Game developer Luna “Lunasorcery” was not previously involved or even familiar with the group’s work, but a simple tweet she made in 2010: "oooooohhhhhhh MineCraft update!," put her on the group's radar.

“In 2010 you played the missing Minecraft version Alpha v1.1.1, and I have good reason to believe that you may still have its .jar file,” archivist A.M. Avery wrote to Luna, identifying themselves as working with Omniarchive.

In a Twitter thread about the saga, Luna wrote that this was not the first time she had been contacted about the tweet, but something spurred her to finally go through the hard drives where she had backed up her old laptop’s data. 
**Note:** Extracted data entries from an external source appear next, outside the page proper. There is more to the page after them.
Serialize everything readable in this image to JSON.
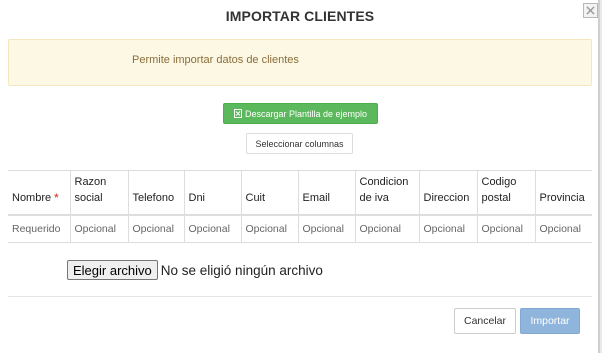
{
  "modal": {
    "title": "IMPORTAR CLIENTES",
    "close_icon": "close-icon"
  },
  "alert": {
    "text": "Permite importar datos de clientes",
    "color": "#fcf8e3"
  },
  "buttons": {
    "download_template": "Descargar Plantilla de ejemplo",
    "download_icon": "file-excel-icon",
    "select_columns": "Seleccionar columnas",
    "cancel": "Cancelar",
    "import": "Importar"
  },
  "table": {
    "headers": [
      {
        "label": "Nombre",
        "required": true
      },
      {
        "label": "Razon social",
        "required": false
      },
      {
        "label": "Telefono",
        "required": false
      },
      {
        "label": "Dni",
        "required": false
      },
      {
        "label": "Cuit",
        "required": false
      },
      {
        "label": "Email",
        "required": false
      },
      {
        "label": "Condicion de iva",
        "required": false
      },
      {
        "label": "Direccion",
        "required": false
      },
      {
        "label": "Codigo postal",
        "required": false
      },
      {
        "label": "Provincia",
        "required": false
      }
    ],
    "required_marker": "*",
    "row": [
      "Requerido",
      "Opcional",
      "Opcional",
      "Opcional",
      "Opcional",
      "Opcional",
      "Opcional",
      "Opcional",
      "Opcional",
      "Opcional"
    ]
  },
  "file_input": {
    "button_label": "Elegir archivo",
    "status": "No se eligió ningún archivo"
  },
  "colors": {
    "success": "#5cb85c",
    "primary_disabled": "#8fb5dc",
    "alert_text": "#8a6d3b",
    "required": "#d9534f"
  }
}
She explained that she always had multiple versions of the game sitting on her laptop at the time, but still managed to find an old Minecraft .jar file with the exact date they were looking for. She told Motherboard that she suspects that she may have been downloading files off the Minecraft website to try and make the game run offline instead of in-browser as it did at the time. She shared her discovery with the Omniarchive Discord server. 

Luna said she was “shaking from the adrenaline” once the replies started pouring in. “It was just utter chaos,” Luna told Motherboard over Twitter. “I really didn’t understand the context of just how much of a seismic event it was until the yelling started.”

Alpha 1.1.1 had become a “long-running meme, even a holy grail of sorts” for the group, she later tweeted. 

She had multiple builds from those early days, including two more that were new to the group. 

“While this may ultimately just be one broken old version of a game, I hope the sudden attention around it might inspire more people to try to preserve what they can,” she says.